L’exploration pétrolière a-t-elle toujours un avenir en Afrique du Sud ? Alors que sur le terrain, l’opposition des organisations environnementales grandit, le gouvernement veut continuer d’y croire. En marge de la 5e Conférence annuelle sur le pétrole et le gaz d’Afrique australe qui s’est tenue à Cape Town du 16 au 17 mars derniers, les autorités ont tenu à rassurer les acteurs d’un secteur qui peine encore à émerger malgré un potentiel important.
D’après l’Agence du pétrole de l’Afrique du Sud (PASA), la nation arc-en-ciel disposerait d’un potentiel pétro-gazier estimé à 27 milliards de barils, ainsi que de 60 000 milliards de pieds cubes de ressources potentielles en pétrole et en gaz.
Des contestations d’ordre écologique et social
Pour Gwede Mantashe, le ministre des Ressources minérales et du Pétrole, les raisons du piétinement ne font aucun doute. « Le principal problème aujourd’hui, ce sont nos écologistes qui nous traînent devant les tribunaux », dénonce-t-il. « Nous avons le potentiel d’exploiter du pétrole, du gaz, mais pour chaque projet pétrolier et gazier, nous finissons devant les tribunaux. Il s’agit de trouver un équilibre entre l’écologie et l’économie, en les intégrant ensemble. On n’arrête pas le développement en prétendant protéger l’écologie. Vous ne protégez pas l’écologie, vous l’entravez en bloquant le développement ».
Si le responsable reste virulent contre les organisations de protection de l’environnement, c’est parce que leur mobilisation a mis à mal plusieurs projets portés par des majors internationales et douché les espoirs du gouvernement qui misait sur les hydrocarbures pour renforcer la croissance de l’économie nationale. Selon les données de la Chambre africaine de l’énergie, depuis 2021, des actions engagées en justice par des ONG ont conduit à la suspension ou au report d’au moins cinq projets d’exploration pétrolière et gazière en Afrique du Sud, dont trois au large de la côte ouest et deux sur la côte est.
En août 2025, la Haute Cour du Cap occidental a ainsi annulé l’autorisation environnementale accordée à TotalEnergies pour le bloc 5/6/7, au large de la côte ouest du pays, considérant que l’étude d’impact « ne répond pas de manière adéquate » aux risques et aux exigences de participation citoyenne. En septembre 2022, la Haute Cour de Makhanda a confirmé l’interdiction faite à la major pétrolière anglo-néerlandaise Shell de mener des campagnes de prospection sismique au large de la Wild Coast, en annulant purement et simplement le droit d’exploration qui lui avait été accordé.
Cette décision a été saluée comme une victoire majeure par les communautés côtières et les organisations écologistes, qui dénonçaient les risques pour les réserves naturelles, les zones marines protégées et les moyens de subsistance des pêcheurs artisanaux.

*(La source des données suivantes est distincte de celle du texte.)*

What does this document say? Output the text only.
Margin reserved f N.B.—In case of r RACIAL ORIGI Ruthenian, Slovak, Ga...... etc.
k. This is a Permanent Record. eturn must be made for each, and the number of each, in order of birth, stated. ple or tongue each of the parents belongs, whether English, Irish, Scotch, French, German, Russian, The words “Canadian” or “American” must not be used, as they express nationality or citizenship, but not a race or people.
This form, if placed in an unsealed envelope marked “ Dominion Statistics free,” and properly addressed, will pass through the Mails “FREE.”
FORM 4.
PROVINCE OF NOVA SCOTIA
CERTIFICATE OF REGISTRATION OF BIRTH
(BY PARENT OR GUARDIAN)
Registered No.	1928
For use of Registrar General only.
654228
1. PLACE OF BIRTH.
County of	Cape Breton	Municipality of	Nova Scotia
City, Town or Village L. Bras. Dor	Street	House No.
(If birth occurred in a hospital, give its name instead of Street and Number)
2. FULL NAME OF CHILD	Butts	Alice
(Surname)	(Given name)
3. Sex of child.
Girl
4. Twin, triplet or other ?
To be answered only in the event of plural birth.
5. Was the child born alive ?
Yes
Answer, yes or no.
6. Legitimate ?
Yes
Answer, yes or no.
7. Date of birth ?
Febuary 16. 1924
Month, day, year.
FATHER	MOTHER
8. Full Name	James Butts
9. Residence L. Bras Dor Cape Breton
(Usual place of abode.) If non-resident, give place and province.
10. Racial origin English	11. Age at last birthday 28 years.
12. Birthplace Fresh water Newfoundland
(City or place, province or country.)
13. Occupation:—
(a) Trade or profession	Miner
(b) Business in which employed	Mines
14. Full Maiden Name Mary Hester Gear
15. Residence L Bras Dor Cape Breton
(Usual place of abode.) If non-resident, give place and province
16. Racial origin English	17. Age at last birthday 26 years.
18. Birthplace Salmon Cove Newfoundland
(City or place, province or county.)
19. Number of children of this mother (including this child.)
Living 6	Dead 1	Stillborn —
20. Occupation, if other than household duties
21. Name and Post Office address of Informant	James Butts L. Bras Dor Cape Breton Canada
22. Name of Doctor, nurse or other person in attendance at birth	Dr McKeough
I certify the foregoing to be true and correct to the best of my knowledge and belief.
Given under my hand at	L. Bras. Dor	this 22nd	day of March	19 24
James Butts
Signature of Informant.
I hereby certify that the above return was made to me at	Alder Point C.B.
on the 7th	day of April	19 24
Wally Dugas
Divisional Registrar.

Une volonté publique intacte
Malgré ces revers, pour les autorités, l’heure est à accélération des réformes pour améliorer l’environnement des affaires. Sur le plan réglementaire, l’Upstream Petroleum Resources Development Act (UPRDA) a été adopté pour créer un cadre spécifique à l’exploration et à la production d’hydrocarbures, distinct du droit minier. Finalisés en avril 2025 et actuellement soumis à consultation, les textes d’application doivent clarifier les règles du jeu pour les investisseurs et simplifier les procédures, avec une promulgation attendue d’ici fin mars.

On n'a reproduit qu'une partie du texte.